Pittsfield school building needs subcommittee has high hopes for new Taconic High School design
PITTSFIELD -- School officials must be assertive if they want a project designer who "gets it" working on the Taconic High School of the future.
Consultants with Skanska USA Building Inc. relayed this message recently to Pittsfield School Building Needs Commission's Design Subcommittee. The full commission will meet next on Oct. 21 at 5:15 p.m. in the Pittsfield High School library.
The design subcommittee is considering the process by which an architectural firm will be chosen to create designs for a new or renovated Taconic.
"This is so critical," said Dale Caldwell, senior project manager with Skanska. "This designer is going to design your school for the next 50 years."
He said the district hopes to have a firm in place by January 2014.
Whichever firm is selected will first undertake a feasibility study of options and do preliminary design work at the school. The primary goal is to determine whether the building should be renovated or torn down and built anew, which will determine the project's cost.
Pittsfield school officials have been collaborating with the state on a plan to expand or replace Taconic, which opened in 1969. Any project undertaken will receive a 78 percent reimbursement from the state.

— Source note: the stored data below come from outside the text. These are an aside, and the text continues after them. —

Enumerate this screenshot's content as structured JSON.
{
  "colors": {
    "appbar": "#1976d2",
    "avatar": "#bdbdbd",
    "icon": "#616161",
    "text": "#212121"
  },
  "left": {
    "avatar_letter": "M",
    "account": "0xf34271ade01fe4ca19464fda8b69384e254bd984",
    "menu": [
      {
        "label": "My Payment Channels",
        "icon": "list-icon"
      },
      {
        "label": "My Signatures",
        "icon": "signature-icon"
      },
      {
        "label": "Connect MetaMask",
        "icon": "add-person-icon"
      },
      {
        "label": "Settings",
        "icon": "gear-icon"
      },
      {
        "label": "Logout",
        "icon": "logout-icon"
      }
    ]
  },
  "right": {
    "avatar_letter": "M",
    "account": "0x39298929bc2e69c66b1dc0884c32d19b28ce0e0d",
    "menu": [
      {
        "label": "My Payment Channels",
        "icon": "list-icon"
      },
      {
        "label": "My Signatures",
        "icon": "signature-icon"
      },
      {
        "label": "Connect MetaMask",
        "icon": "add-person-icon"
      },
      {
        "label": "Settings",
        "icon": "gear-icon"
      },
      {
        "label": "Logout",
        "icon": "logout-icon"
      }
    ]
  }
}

A total of $1.3 million has been set aside by the city as the estimated maximum cost of the feasibility study, most of which is subject to reimbursement from the state. According to Pittsfield Public Schools' timeline, schematic design work should begin in July 2014, and the feasibility study should conclude that November.
According to Kathleen Amuso, co-chairwoman of the Building Needs Commission, the firm chosen will design options for both a renovated and a rebuilt Taconic, and from those designs a final choice will be made for the project.
Caldwell said some firms -- none of them local -- already have called to inquire about the project.
"Ten without question have asked me about this project," Caldwell said. "Some of them even asked to walk the site."
Five, perhaps, will ultimately bid on the work, Caldwell estimated.
At a Dec. 17 meeting in Boston, city representatives and officials with the Massachusetts School Building Authority will vet the applications. Caldwell anticipates a few plainly outshining the others, and he said the meeting provides city officials a chance to voice their preference.
"It will be pretty evident [by the applications] who understands the message of the school and wants to work on this project," he said.
But the MSBA also takes into account the resources of applying architects and may opt for one lower on the city's wish list. Much depends on how effectively city representatives lobby for their favorite, Caldwell said.
The subcommittee's members said they'd prefer applicants with experience working on vocational educational buildings and who would incorporate local consultants into the work.
Public input also stands to become an increasingly large consideration, subcommittee member Frank K. Cote said.
"More and more, people are going to start getting engaged and giving opinions," Cote said.
Another dimension to the planning, said Pittsfield school Superintendent Jason "Jake" McCandless, is that any project should increase Taconic's population by more than 120 students, as Pittsfield High School's vocational students will be incorporated into the other school's enrollment.
"In terms of our resources, it allows us a tighter focus in one place," said McCandless, who became superintendent in July. "It's nice to be the new guy coming on, but [others] have been working on [Taconic renovation plans] for the better part of a decade."